В Москве я посмотрел на студии имени Горького многих, а потом стал смотреть пробы такого Миши Богина, и смотрю – одна проба вырезана. Спрашиваю, почему. Говорят, что артистка пробовалась, но повторить пробу не смогла: пробовалась интересно, но потом не сыграла. Я говорю: «Ну-ка, ну-ка». Нашли Ахеджакову. Но я чужой ошибки не повторял, не давал ей попробоваться. Все придумали, выучили слова. Я ее держал на четырех цепях – впустил ее в первый же дубль, и она сыграла замечательно. А второй дубль хуже, третий – еще хуже. Она может играть только пока у нее внутри горит что-то.
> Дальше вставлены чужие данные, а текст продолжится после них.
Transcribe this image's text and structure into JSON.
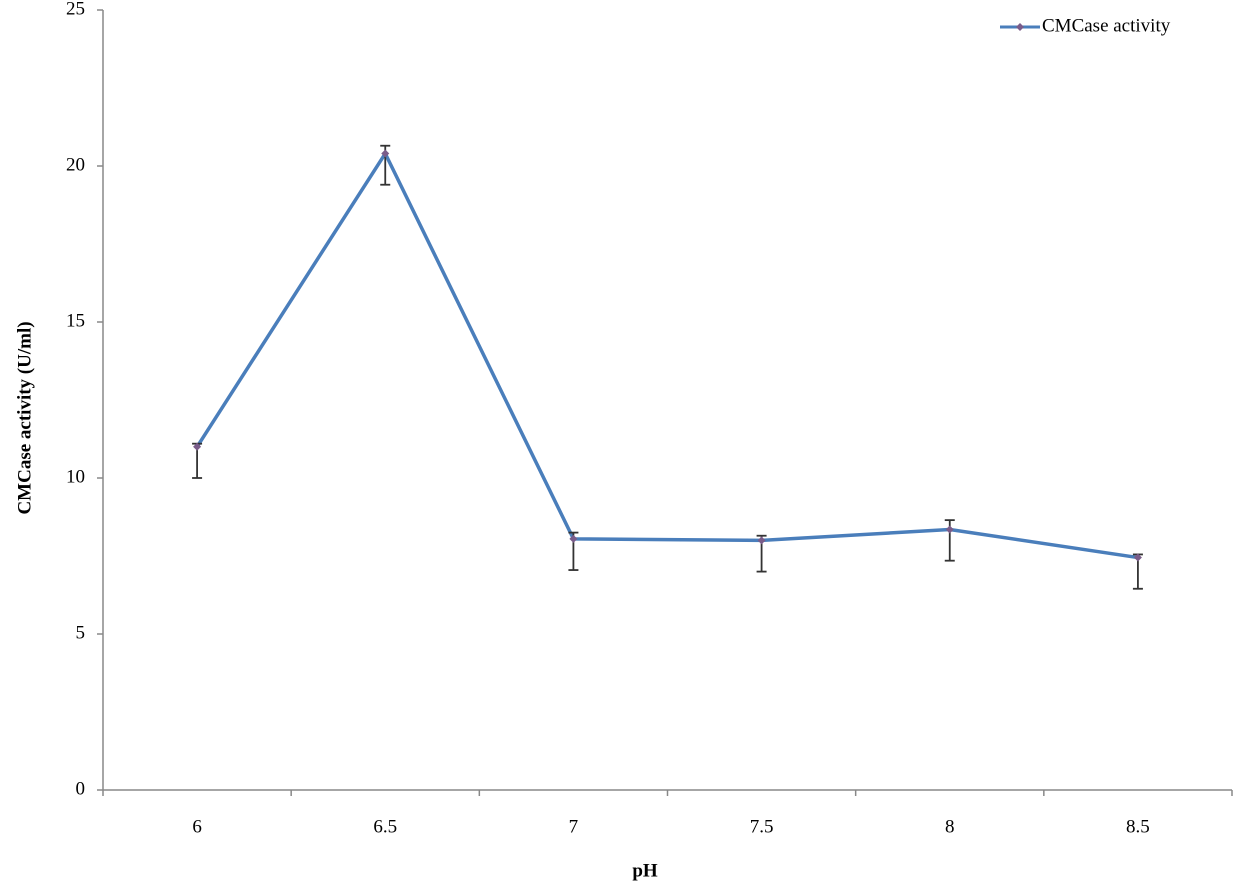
{
  "chart_data": {
    "type": "line",
    "x_label": "pH",
    "y_label": "CMCase activity (U/ml)",
    "categories": [
      "6",
      "6.5",
      "7",
      "7.5",
      "8",
      "8.5"
    ],
    "series": [
      {
        "name": "CMCase activity",
        "color": "#4a7ebb",
        "values": [
          11.0,
          20.4,
          8.05,
          8.0,
          8.35,
          7.45
        ],
        "error_plus": [
          0.1,
          0.25,
          0.2,
          0.15,
          0.3,
          0.1
        ],
        "error_minus": [
          1.0,
          1.0,
          1.0,
          1.0,
          1.0,
          1.0
        ]
      }
    ],
    "ylim": [
      0,
      25
    ],
    "yticks": [
      0,
      5,
      10,
      15,
      20,
      25
    ],
    "grid": false,
    "legend": "upper right"
  }
}
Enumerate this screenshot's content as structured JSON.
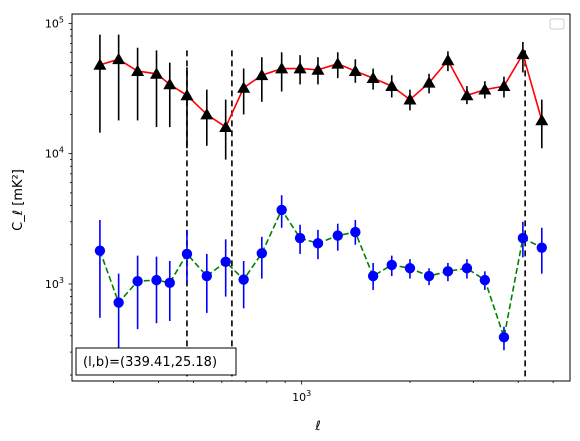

Дальше началось. Вызывает меня директор: «Ахеджакова, с этим ее носом, – плохой эпизод, надо убрать». Отвечаю: «Она адыгейка! Так и скажите». – «За кого ты меня принимаешь! Я коммунист!» Говорю: «А я вас за коммуниста и принимаю. Так что позвоните своим коммунистам и скажите, что она адыгейка». Потом зовет меня: «Сказал, смягчилось. А нос нельзя подрезать? Нельзя? Ну ладно, разрешаю. Только пусть мальчика ее зовут Ахмедка, а не Вадик. Договорились?» Я говорю: «Нет». – «Почему?» – «Потому что мальчик – жиденок». – «Как? Она адыгейка, а мальчик жиденок?» – «Бывает», – говорю. Он закричал: «Покиньте мой кабинет!»
А как пришла идея пригласить Николая Гринько – еще одного любимца Тарковского?
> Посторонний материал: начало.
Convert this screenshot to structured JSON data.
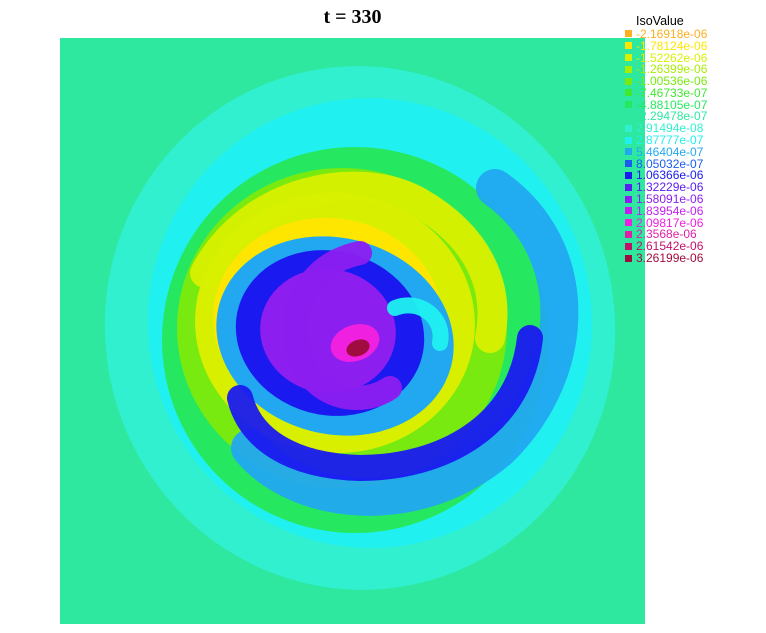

Про Гринько могу рассказать только одно. Он замечательный артист, я его очень люблю и всегда буду вспоминать, но он роль сыграл, а озвучить не мог. Никак. Я говорю: «Простое же дело, почему вы не можете?» Он меня отвел в сторону и сказал: «Леша, я понимаю, чего ты от меня хочешь, я в три минуты могу это сделать. Но у меня инфаркт был! Если я это сделаю, мне опять сердце припечет. Я не хочу твою картину менять на свою жизнь. Попроси Иннокентия, он сделает». Мы поехали к Смоктуновскому, и он действительно все сделал. Исполнил просьбу. А что со Смоктуновским было, когда он посмотрел «Проверку на дорогах»! Выскочил из зала, разрыдался, сел на пол, с ним истерика. Я ничего не понимаю. Вдруг он говорит: «Леша, откуда ты все это знаешь? Я был в плену, я у немцев служил, потом был в тюрьме… Все это – про меня».
Без непрофессионалов тоже не обошлось. Опять – Дюдяев, и некоторые другие…
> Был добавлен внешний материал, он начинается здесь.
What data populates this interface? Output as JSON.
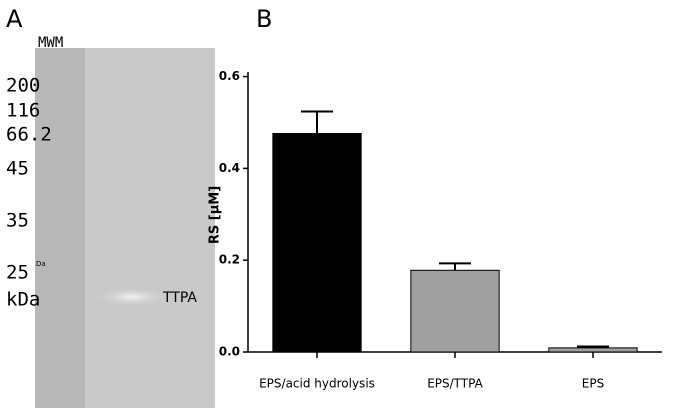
{
  "panel_a": {
    "label": "A",
    "lane_label": "MWM",
    "markers": [
      "200",
      "116",
      "66.2",
      "45",
      "35",
      "25",
      "kDa"
    ],
    "note": "Da",
    "band_label": "TTPA"
  },
  "chart_data": {
    "type": "bar",
    "panel_label": "B",
    "ylabel": "RS [μM]",
    "categories": [
      "EPS/acid hydrolysis",
      "EPS/TTPA",
      "EPS"
    ],
    "values": [
      0.476,
      0.178,
      0.009
    ],
    "errors": [
      0.048,
      0.015,
      0.003
    ],
    "colors": [
      "#000000",
      "#a0a0a0",
      "#a0a0a0"
    ],
    "ylim": [
      0,
      0.61
    ],
    "yticks": [
      {
        "value": 0,
        "label": "0.0"
      },
      0.2,
      0.4,
      0.6
    ]
  }
}
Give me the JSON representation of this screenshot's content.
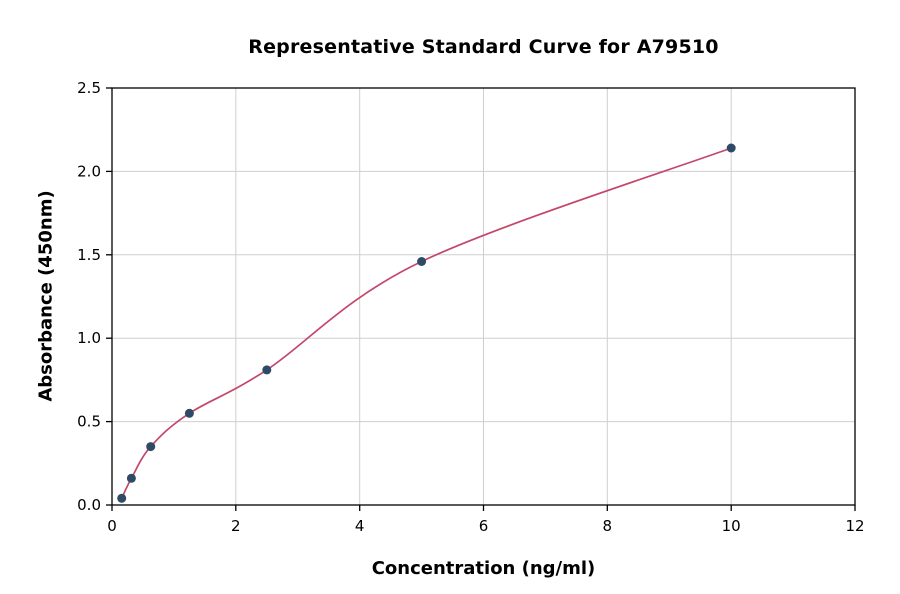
{
  "chart_data": {
    "type": "scatter",
    "title": "Representative Standard Curve for A79510",
    "xlabel": "Concentration (ng/ml)",
    "ylabel": "Absorbance (450nm)",
    "xlim": [
      0,
      12
    ],
    "ylim": [
      0,
      2.5
    ],
    "x_ticks": [
      0,
      2,
      4,
      6,
      8,
      10,
      12
    ],
    "y_ticks": [
      0,
      0.5,
      1.0,
      1.5,
      2.0,
      2.5
    ],
    "grid": true,
    "legend": "none",
    "points": [
      {
        "x": 0.156,
        "y": 0.04
      },
      {
        "x": 0.313,
        "y": 0.16
      },
      {
        "x": 0.625,
        "y": 0.35
      },
      {
        "x": 1.25,
        "y": 0.55
      },
      {
        "x": 2.5,
        "y": 0.81
      },
      {
        "x": 5,
        "y": 1.46
      },
      {
        "x": 10,
        "y": 2.14
      }
    ],
    "fit": "smooth saturation curve through the standard points",
    "colors": {
      "point": "#2E4A66",
      "curve": "#C4476B",
      "grid": "#CFCFCF",
      "axis": "#000000",
      "background": "#FFFFFF"
    }
  }
}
Уже в Ташкенте мне нужно было найти актера на роль Юсупова, секретаря ЦК всей Средней Азии. Я ищу, ищу, ищу, и мы находим певца в Фергане, портретно похожего на Юсупова. Очень. Артист – ну, понятно какой, певец из Ферганы. Его дрессируют, дрессируют, дрессируют… наконец он выкрикивает свою речь на митинге. Том самом митинге, из-за которого меня потом запрещали и выгоняли. Короче говоря, вызываю я его на озвучание. Вдруг приезжает он в немыслимом английском костюме, за ним телохранитель с крохотным чемоданчиком, у него на груди пятнадцать значков, в том числе «Отличник кинематографии Узбекистана». Я говорю: «Ты когда успел-то?»
Оказывается, Рашидов, преемник Юсупова, посмотрел, и ему разрешили играть секретаря ЦК! С тех пор он мог играть только персон такого уровня – Юсупова, командира полка, не меньше. В эту категорию перешел. А играть он ничего не умел. Разучился даже слова говорить. Я прошу охранника выйти. Он выходит. Я говорю актеру: «Выучил слова наизусть?» Он говорит: «Выучил». Я закричал: «А теперь, блядь, говори! Сыграй, а то убью! Живой не приедешь!» – и вцепляюсь ему в яйца, начинаю их откручивать. Он узбек, крестьянин, и от страха начинает голосить: «Ваша продукция – особая продукция!» У него получилось. Один раз.
Я попытался то же самое сделать с Юркой Цурило, но у него просто не оказалось яиц. Он цыган, и он их втянул после того, как его предупредил кто-то из группы. «Э-э-э», – сказал мне Юрка. А я-то решил, что придумал универсальный метод! Ну, и по морде я артистов бил не раз. Сначала говорил: «Ты на меня только не обижайся, но ты без этого не сыграешь», – и бил. Очень помогает. Тут же глаза живыми делаются. Ведь артисты очень часто устают. Им скучно делается. Им лень. Тому же Аль Пачино после «Крестного отца».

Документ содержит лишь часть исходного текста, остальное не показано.